CONTRAT AVENIR SANS AVENIR ET SANS LOI .

Je m’appelle G……. P…. et je suis EVS dans le XI ème arrondissement. A ce titre je me charge de l’accompagnement des enfants handicapés en milieu scolaire.
Le contrat avenir sous lequel nous travaillons est un CDD, un contrat aidé et de droit privé, un EPLE, entre un établissement scolaire et une personne physique. A ce titre nous gagnons 854,03€ souvent sans accès à la formation et dans l’impossibilité de se titulariser dans la fonction publique. Ce qui place les personnes bénéficiant de ces contrats dans une extrême précarité.
La durée du contrat est de 24 mois mais peut être augmentée à 36 mois.
Cette quatrième année j’ai eu mon contrat renouvelé grâce à ma notification de travailleur handicapé comme l’autorise la loi pour faciliter l’accès aux publics handicapés dans le monde du travail.
Au mois d’avril 2009, me trouvant dans l’impossibilité de payer mon logement je me suis retrouver à la rue. J’ai fait toutes les démarches auprès des assistantes sociales dans les mairies pour bénéficier d’un logement social. J’ai atterri finalement SDF à la maison du partage, fondation de l’armée du salut, 32 rue Bouret dans le 19ème. J’ai aussi écrit au service du logement social du Rectorat qui dispose d’un quota pour ses employés dans des situations sociales difficiles. Leurs réponses, irréprochables et avec un ton naturellement administratif, m’expliquent que je ne peux accéder au quota du préfet parce que je bénéficie d’un « contrat avenir ». J’insiste ensuite sur le fait que le contrat ne me permet pas d’accéder au marché locatif et qu’il m’a été renouvelé pour la quatrième année grâce à ma notification de travailleur handicapé. Elle me rétorque comme elle me l’a expliqué dans sa première missive, que c’est à cause de ce malheureux « contrat avenir ».
Finalement, elle me répond de nouveau pour me dire que le mieux c’est de demander un autre type de contrat qui peut me faire bénéficier du logement social. Lequel ?
Bref, après toutes ses contorsions je lui ai rappelé qu’à aucun moment elle n’avait fait mention de la notification d’handicap et j’ai cru bon de lui rappeler le contenu de la loi Bachelot que le rectorat et la préfecture semblent ignorer. Voici le texte :

La loi “Bachelot” du 21 décembre 2001. Cette loi a modifié l’article L 441-1 du code de la construction et de l’habitation, qui définit les critères généraux de priorité d’attribution des logements sociaux. Elle place en tête des publics prioritaires les “personnes en situation de handicap” et les “familles ayant à leur charge une personne en situation de handicap”.

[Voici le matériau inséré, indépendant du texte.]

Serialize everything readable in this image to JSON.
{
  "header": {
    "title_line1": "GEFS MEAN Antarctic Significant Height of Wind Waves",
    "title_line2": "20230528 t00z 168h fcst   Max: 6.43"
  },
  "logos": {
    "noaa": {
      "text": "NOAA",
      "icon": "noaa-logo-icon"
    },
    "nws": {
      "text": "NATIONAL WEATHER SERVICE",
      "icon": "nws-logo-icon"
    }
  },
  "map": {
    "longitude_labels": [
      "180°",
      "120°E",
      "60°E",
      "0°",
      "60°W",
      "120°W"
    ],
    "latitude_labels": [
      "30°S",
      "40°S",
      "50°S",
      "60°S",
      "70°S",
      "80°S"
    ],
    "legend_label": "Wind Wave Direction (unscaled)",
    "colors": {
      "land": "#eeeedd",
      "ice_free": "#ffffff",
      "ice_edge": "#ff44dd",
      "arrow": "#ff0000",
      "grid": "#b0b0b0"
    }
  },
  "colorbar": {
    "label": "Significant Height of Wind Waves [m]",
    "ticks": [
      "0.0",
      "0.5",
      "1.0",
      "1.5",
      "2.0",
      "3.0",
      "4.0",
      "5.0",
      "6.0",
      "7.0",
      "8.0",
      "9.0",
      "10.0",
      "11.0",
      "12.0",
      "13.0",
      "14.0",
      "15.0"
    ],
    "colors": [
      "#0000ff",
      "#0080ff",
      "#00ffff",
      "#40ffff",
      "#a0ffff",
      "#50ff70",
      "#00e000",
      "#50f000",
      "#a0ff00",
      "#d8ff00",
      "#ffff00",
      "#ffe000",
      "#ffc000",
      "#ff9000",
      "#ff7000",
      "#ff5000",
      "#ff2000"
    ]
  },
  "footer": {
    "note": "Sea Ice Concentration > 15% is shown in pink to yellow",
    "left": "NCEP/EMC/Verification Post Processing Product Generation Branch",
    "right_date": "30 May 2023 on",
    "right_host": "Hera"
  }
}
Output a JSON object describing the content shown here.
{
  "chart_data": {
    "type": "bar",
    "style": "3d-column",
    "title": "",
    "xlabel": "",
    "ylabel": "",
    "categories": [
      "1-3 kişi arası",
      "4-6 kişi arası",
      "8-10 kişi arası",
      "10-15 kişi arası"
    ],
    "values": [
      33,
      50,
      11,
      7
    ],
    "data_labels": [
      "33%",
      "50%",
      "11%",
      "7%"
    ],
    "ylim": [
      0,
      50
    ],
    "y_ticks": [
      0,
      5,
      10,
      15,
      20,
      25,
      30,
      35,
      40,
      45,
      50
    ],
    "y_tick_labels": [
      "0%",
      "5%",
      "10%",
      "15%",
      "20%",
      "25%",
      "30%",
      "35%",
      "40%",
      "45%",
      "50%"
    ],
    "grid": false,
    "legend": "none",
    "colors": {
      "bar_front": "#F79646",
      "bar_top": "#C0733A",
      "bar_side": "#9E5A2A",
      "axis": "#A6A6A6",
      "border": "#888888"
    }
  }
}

Evidemment, je n’ai reçu aucune réponse. Ce qui me laisse penser que l’Etat vote des lois qui ensuite ne sont pas appliquées, ni par l’Etat lui-même ni par ses administrations. Allez comprendre. Je n’ai pas le droit au logement social parce que je suis précaire. De l’handicap n’en parlons pas. C’est ce que je vis quotidiennement à l’école et ce qui d’ailleurs ne manque pas de mettre des enfants en souffrance. Mais ça c’est un autre débat. Pas de moyens, pas d’interlocuteurs. Rien.